I’m back with another installment of the Lost Post Series. Although, now that I’ve edited the photos I realize why this post was set aside. Well, there might have of been one more reason as well. I’ll get to that at the end.
The driving factor for posting this, despite the photos, is that it was very popular on my Furniture tab. Most of the comments on that page were regarding this piece of furniture. I felt that now that the comments are gone from that tab on the new site, it was only right to create a to step-by-step instruction in an actual post.
Here’s the image that garnered so much attention.
My friend hired me to paint this whole room of furniture the summer before we moved. It was already a gorgeous room, but with the new paint finishes it became a true knock-out.
I don’t think either one of us could have predicted how perfectly this hutch was going to match her hand painted mural.
Here’s a look at the before of the hutch and you can see a peak of the chairs too.
After 2 coats of Coco Annie Sloan Chalk Paint it looked like this. You can see I inserted magazine paper to cover the glass in addition to tape. In some places this worked out great, in others it was a nightmare to get the paper out from under the wood. Not sure I’d recommend this idea.
To give the piece more depth and just a bit of sparkly essence, I added Martha Stewart Metallic Glaze in Black Coffee.

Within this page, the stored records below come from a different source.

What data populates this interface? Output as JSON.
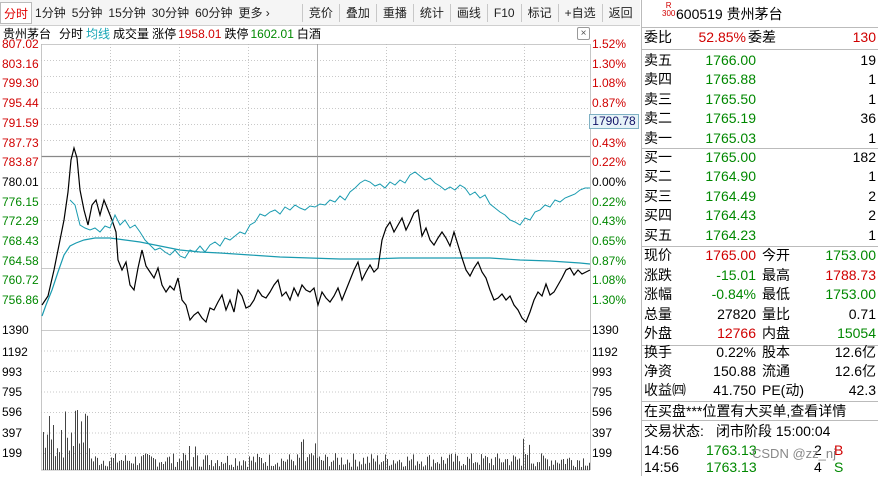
{
  "toolbar": {
    "tabs": [
      "分时",
      "1分钟",
      "5分钟",
      "15分钟",
      "30分钟",
      "60分钟",
      "更多 ›"
    ],
    "buttons": [
      "竞价",
      "叠加",
      "重播",
      "统计",
      "画线",
      "F10",
      "标记",
      "+自选",
      "返回"
    ]
  },
  "chart_header": {
    "stock_name": "贵州茅台",
    "mode": "分时",
    "avg_line": "均线",
    "volume": "成交量",
    "limit_up_label": "涨停",
    "limit_up_value": "1958.01",
    "limit_down_label": "跌停",
    "limit_down_value": "1602.01",
    "sector": "白酒",
    "close": "×"
  },
  "price_axis": {
    "left": [
      "807.02",
      "803.16",
      "799.30",
      "795.44",
      "791.59",
      "787.73",
      "783.87",
      "780.01",
      "776.15",
      "772.29",
      "768.43",
      "764.58",
      "760.72",
      "756.86"
    ],
    "right": [
      "1.52%",
      "1.30%",
      "1.08%",
      "0.87%",
      "0.65%",
      "0.43%",
      "0.22%",
      "0.00%",
      "0.22%",
      "0.43%",
      "0.65%",
      "0.87%",
      "1.08%",
      "1.30%"
    ],
    "current_tag": "1790.78"
  },
  "volume_axis": {
    "labels": [
      "1390",
      "1192",
      "993",
      "795",
      "596",
      "397",
      "199"
    ]
  },
  "panel": {
    "r_badge": "R",
    "r_num": "300",
    "title": "600519 贵州茅台",
    "weibi_label": "委比",
    "weibi_value": "52.85%",
    "weicha_label": "委差",
    "weicha_value": "130",
    "sell": [
      {
        "label": "卖五",
        "price": "1766.00",
        "vol": "19"
      },
      {
        "label": "卖四",
        "price": "1765.88",
        "vol": "1"
      },
      {
        "label": "卖三",
        "price": "1765.50",
        "vol": "1"
      },
      {
        "label": "卖二",
        "price": "1765.19",
        "vol": "36"
      },
      {
        "label": "卖一",
        "price": "1765.03",
        "vol": "1"
      }
    ],
    "buy": [
      {
        "label": "买一",
        "price": "1765.00",
        "vol": "182"
      },
      {
        "label": "买二",
        "price": "1764.90",
        "vol": "1"
      },
      {
        "label": "买三",
        "price": "1764.49",
        "vol": "2"
      },
      {
        "label": "买四",
        "price": "1764.43",
        "vol": "2"
      },
      {
        "label": "买五",
        "price": "1764.23",
        "vol": "1"
      }
    ],
    "stats": [
      {
        "l1": "现价",
        "v1": "1765.00",
        "c1": "red",
        "l2": "今开",
        "v2": "1753.00",
        "c2": "green"
      },
      {
        "l1": "涨跌",
        "v1": "-15.01",
        "c1": "green",
        "l2": "最高",
        "v2": "1788.73",
        "c2": "red"
      },
      {
        "l1": "涨幅",
        "v1": "-0.84%",
        "c1": "green",
        "l2": "最低",
        "v2": "1753.00",
        "c2": "green"
      },
      {
        "l1": "总量",
        "v1": "27820",
        "c1": "black",
        "l2": "量比",
        "v2": "0.71",
        "c2": "black"
      },
      {
        "l1": "外盘",
        "v1": "12766",
        "c1": "red",
        "l2": "内盘",
        "v2": "15054",
        "c2": "green"
      }
    ],
    "stats2": [
      {
        "l1": "换手",
        "v1": "0.22%",
        "l2": "股本",
        "v2": "12.6亿"
      },
      {
        "l1": "净资",
        "v1": "150.88",
        "l2": "流通",
        "v2": "12.6亿"
      },
      {
        "l1": "收益㈣",
        "v1": "41.750",
        "l2": "PE(动)",
        "v2": "42.3"
      }
    ],
    "notice": "在买盘***位置有大买单,查看详情",
    "status_label": "交易状态:",
    "status_value": "闭市阶段 15:00:04",
    "ticks": [
      {
        "time": "14:56",
        "price": "1763.13",
        "vol": "2",
        "side": "B"
      },
      {
        "time": "14:56",
        "price": "1763.13",
        "vol": "4",
        "side": "S"
      }
    ],
    "watermark": "CSDN @zz_nj"
  },
  "colors": {
    "price_line": "#000000",
    "avg_line": "#1a9bb0",
    "up": "#d00000",
    "down": "#008800",
    "grid": "#b8b8b8"
  }
}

NOTE: THIS PRODUCT SEEMS TO BE DISCONTINUED.
I think I have found a possible replacement. HOWEVER, I have NOT tried this product.

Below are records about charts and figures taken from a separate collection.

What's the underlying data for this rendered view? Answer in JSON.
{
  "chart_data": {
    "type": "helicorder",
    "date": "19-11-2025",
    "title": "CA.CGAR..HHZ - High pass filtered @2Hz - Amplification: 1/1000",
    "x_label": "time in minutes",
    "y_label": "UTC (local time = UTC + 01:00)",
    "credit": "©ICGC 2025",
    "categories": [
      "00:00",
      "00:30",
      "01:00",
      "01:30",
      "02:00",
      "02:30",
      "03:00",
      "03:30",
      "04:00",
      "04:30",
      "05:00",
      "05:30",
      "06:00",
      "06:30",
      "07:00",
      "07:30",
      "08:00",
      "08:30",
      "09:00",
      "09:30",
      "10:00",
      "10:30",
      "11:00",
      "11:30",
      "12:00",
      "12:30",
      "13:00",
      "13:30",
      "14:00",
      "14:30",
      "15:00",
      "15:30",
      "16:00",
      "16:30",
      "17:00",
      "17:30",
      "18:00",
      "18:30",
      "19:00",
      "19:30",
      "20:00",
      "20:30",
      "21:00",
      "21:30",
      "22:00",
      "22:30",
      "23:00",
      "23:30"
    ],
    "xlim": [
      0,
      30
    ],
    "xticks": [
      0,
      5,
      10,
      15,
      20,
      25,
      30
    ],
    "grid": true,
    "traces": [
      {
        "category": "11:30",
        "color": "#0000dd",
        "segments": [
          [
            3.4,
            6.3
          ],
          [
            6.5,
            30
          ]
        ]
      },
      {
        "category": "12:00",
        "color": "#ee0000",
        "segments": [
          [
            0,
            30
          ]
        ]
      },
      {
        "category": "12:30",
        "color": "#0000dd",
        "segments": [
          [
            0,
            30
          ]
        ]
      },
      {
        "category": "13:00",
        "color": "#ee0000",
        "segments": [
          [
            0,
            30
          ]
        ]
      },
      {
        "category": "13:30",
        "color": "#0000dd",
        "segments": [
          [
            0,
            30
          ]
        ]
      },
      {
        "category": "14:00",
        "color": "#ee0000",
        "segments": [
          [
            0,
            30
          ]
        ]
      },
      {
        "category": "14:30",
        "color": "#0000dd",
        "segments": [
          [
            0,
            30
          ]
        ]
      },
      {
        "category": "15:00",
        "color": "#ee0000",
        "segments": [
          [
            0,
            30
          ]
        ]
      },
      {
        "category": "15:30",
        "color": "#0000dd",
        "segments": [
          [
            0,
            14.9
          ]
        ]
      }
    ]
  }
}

I just wanted to share because it seems to the same product, repackaged under a different brand.
Here’s a link for your convenience.
I used a inexpensive 3″ natural haired brush to “paint” on the glaze in an even coat. Then with a faux finish brush like this one, I feathered the glaze out. Kind of like working the glaze into the paint, using a sweeping motion in both directions, working in about 1 foot sections. I kept paper towels handy to wipe off the faux finish brush often.

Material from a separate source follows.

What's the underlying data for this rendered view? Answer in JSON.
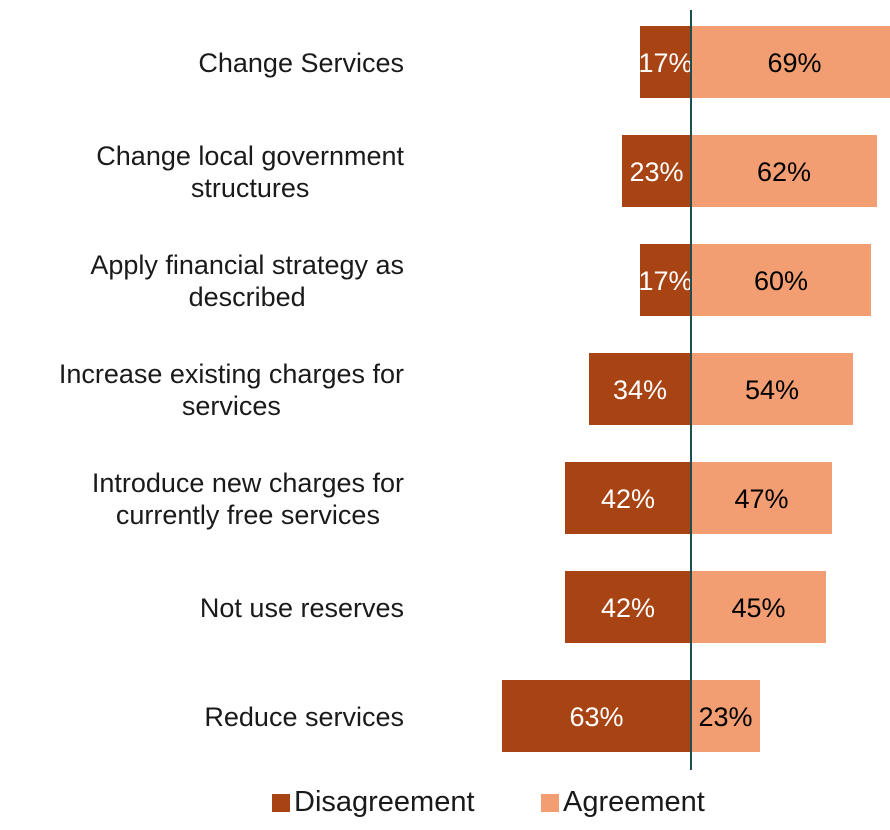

After one coat of glaze it looked like this. You can see the dramatic difference it made. I think this photo makes the finish look a little blotchy. I remembered that in real life it didn’t look so much so. Although, I will admit I got a more even finish as I perfected my technique. (Which is why I started with the side of the hutch no one would see.)
I let it cure for over the weekend. Once I went back to the piece I realized, thankfully, that the glaze provided plenty of protection for the paint and did not require any further top coat.
I also used this technique on the base of the table.
I’ll go ahead and mention the technique I used on the dinning chairs because they received an entirely different finish. First, they were painted with Annie Sloan Chalk Paint in Graphite.
Then, to warm up the color and match the tone of the fabric more closely, I applied straight Annie Sloan Dark Wax.
I will tell you that it took at least a week for the tackiness to go away even after much buffing. This is because it was a rather heavy coat of wax. Once it cured it had a very nice smooth finish.
Now I’m going to insert a bit of the Q&A that went with that post.
Q . Do you apply the glaze over the 2nd coat of chalk paint or did you apply the wax made for chalk paint first? I tried applying the Martha Stewart black metallic glaze over chalk paint and it doesn’t seem to do anything. I am wiping it with a damp rag after applying, am I doing something wrong?
A. I did have to use two coats of chalk paint. If you wipe the glaze off it will be too light and only fall into the grooves of the piece. Sometimes that is the look you want, but in this case we wanted a more overall finish. As I said, I painted on the finish and then used the faux finish brush almost as if I was sweeping the piece leaving a soft haze of glaze behind.
Q. I’m looking at the big hutch with the Coco ASCP and Martha Stewart Black Metallic Glaze. It looks gray not coco. Was the coco gray or brown tone? I’m trying to achieve a gray and wondering if this will work for me.
A. In the photo, the walls were so close to the Coco color it appears a little washed out. I can best describe Coco as a dark greige. It is definitely more brown than the color French Linen from Annie Sloan.
Hope you enjoy this lost treasure of post! To say this was an enormous job is quite the understatement. So the other reason I probably let the project go without a mention had to do with the fact I was so done with this project!